Created January 17, 2017
Royal Icing
Mix a one-minute easy version of royal icing, and decorate pro-level cookies in just two steps with this one simple trick.

Cutout sugar cookies, outlined and flooded with icing, are a sweet holiday tradition. Decorate cutout cookies the easy way with our quick recipe for lookalike royal icing (no eggs needed!). Plus, you'll love our simple trick for professional-looking cookies literally anyone can make. See how we do it!

Easy Royal Icing Tips

  • To make THIN icing for flooding cookies: In small bowl, mix powdered sugar, vanilla and almond extract called for in recipe (below).
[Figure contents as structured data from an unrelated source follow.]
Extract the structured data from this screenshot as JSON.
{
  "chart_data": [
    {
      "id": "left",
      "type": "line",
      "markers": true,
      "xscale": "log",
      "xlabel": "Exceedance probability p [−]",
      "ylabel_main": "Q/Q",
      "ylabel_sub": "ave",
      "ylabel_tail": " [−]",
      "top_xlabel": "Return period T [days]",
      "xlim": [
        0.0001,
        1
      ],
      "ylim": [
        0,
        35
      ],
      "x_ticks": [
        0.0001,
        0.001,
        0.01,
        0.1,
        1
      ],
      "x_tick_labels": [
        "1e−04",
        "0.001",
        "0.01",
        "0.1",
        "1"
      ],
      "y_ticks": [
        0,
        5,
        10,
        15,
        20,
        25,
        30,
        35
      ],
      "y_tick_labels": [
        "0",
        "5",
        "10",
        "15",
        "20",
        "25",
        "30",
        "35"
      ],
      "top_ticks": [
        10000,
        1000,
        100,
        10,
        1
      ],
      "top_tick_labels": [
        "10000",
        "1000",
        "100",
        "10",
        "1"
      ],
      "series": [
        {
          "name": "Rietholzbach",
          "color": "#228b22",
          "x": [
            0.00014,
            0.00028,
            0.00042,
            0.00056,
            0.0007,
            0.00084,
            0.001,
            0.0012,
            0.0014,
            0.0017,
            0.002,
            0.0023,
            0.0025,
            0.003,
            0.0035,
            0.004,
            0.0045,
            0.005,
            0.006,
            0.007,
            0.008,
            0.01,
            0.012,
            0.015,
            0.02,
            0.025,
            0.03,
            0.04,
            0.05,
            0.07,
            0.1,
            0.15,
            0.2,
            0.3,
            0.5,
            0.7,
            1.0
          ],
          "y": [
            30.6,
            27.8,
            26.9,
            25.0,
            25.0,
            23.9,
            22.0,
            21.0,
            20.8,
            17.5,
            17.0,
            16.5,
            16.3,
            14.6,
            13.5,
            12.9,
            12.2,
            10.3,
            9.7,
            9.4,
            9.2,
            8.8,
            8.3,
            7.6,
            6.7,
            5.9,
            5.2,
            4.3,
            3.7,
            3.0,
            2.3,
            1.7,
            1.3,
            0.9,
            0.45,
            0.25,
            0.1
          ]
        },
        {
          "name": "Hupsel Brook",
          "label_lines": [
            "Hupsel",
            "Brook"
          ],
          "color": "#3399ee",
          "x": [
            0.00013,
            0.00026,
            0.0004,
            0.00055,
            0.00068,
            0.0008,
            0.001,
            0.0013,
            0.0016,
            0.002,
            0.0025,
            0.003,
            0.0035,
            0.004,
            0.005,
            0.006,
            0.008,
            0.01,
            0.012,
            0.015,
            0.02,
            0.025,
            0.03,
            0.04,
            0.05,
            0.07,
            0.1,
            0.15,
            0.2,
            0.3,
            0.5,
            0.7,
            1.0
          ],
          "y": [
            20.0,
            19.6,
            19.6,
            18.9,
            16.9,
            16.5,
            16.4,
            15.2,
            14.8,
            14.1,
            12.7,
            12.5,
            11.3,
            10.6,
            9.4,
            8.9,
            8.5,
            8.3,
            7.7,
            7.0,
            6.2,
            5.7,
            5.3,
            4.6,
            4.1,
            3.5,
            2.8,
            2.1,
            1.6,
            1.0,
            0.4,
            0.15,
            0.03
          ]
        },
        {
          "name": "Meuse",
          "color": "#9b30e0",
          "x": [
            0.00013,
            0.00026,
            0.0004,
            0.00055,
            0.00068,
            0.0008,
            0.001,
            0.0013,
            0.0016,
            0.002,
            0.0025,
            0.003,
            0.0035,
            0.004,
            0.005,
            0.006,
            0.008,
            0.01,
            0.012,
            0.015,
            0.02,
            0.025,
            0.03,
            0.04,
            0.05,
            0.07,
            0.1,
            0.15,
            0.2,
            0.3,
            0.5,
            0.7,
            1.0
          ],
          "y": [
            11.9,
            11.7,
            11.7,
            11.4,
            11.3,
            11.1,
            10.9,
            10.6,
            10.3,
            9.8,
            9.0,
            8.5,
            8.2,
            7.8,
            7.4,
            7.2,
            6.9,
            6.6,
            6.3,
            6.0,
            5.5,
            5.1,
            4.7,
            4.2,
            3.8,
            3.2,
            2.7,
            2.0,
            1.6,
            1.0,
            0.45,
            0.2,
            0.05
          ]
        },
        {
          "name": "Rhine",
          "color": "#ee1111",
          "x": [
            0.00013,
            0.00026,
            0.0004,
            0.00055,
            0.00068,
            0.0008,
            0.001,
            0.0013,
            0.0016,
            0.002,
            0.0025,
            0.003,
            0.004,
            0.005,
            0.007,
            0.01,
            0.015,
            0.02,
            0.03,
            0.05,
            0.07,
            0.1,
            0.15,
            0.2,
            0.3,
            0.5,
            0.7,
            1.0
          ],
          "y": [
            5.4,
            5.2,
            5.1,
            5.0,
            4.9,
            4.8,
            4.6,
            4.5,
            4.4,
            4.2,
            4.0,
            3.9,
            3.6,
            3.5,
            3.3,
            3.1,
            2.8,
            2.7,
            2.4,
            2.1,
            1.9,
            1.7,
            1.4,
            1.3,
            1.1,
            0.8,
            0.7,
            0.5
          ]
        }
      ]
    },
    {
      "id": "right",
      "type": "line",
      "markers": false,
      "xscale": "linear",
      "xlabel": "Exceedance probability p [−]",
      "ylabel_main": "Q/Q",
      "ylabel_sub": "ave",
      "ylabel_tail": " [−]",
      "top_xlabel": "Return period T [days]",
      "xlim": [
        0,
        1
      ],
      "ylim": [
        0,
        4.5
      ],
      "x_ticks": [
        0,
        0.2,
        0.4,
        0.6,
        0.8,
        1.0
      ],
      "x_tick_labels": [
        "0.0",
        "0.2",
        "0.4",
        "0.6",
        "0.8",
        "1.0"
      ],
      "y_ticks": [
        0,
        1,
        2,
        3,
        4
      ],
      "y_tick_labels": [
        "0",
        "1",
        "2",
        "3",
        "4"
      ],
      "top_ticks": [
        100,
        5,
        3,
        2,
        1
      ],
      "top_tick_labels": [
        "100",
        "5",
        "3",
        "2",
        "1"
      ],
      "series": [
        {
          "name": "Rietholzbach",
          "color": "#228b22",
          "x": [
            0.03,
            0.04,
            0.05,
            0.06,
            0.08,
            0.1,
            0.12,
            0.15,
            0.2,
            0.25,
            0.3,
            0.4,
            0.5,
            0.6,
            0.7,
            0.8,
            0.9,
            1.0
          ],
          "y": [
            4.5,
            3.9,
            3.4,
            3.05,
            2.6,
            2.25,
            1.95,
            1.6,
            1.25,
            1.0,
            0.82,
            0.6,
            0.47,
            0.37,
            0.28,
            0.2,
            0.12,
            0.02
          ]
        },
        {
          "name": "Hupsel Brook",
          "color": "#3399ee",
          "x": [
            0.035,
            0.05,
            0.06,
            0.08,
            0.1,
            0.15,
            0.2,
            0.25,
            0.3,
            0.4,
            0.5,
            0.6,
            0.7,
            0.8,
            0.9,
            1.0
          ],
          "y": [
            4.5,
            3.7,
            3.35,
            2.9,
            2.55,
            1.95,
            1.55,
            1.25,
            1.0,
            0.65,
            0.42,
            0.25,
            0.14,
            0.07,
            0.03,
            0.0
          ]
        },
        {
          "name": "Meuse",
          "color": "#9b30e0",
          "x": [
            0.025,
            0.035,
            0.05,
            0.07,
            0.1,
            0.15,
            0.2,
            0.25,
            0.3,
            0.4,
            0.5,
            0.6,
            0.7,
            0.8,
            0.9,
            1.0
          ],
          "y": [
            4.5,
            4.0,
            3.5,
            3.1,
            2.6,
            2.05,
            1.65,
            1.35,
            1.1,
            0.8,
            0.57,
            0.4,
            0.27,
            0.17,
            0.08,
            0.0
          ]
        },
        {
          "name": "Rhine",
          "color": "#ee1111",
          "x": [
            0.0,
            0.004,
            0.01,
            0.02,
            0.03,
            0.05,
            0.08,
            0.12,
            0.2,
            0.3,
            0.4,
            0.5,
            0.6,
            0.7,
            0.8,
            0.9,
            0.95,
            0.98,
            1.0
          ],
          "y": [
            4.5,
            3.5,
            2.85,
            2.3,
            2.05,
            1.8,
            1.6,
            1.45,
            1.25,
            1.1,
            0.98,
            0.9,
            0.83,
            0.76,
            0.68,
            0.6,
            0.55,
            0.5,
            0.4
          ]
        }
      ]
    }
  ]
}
Add enough milk until smooth and desired spreading consistency. 
  • To make THICK icing for outlining cookies: Transfer 1/2 cup of the icing mixture to a bowl, and add more powdered sugar a tablespoon at a time until thick enough to pipe from a small plastic squeeze bottle or decorating bag. Icing should be thick enough to hold its shape (and not spread out) when you pipe a small line on a test cookie or piece of parchment paper.

This recipe yields 24 cookies. Want 3 dozen from a batch instead of 2 dozen? Go for it! Just be sure to make a these adjustments

  • Make a larger batch of icing, doubling the amounts called for in the recipe below.
  • Roll cookies thinner, to 1/8 of an inch, in order to get more cookies from the same amount of dough. This also gives cookies a cleaner edge and shape, but thinner cookies are more difficult to transfer to the cookie sheets, so handle with care, and be sure to reduce the bake time slightly.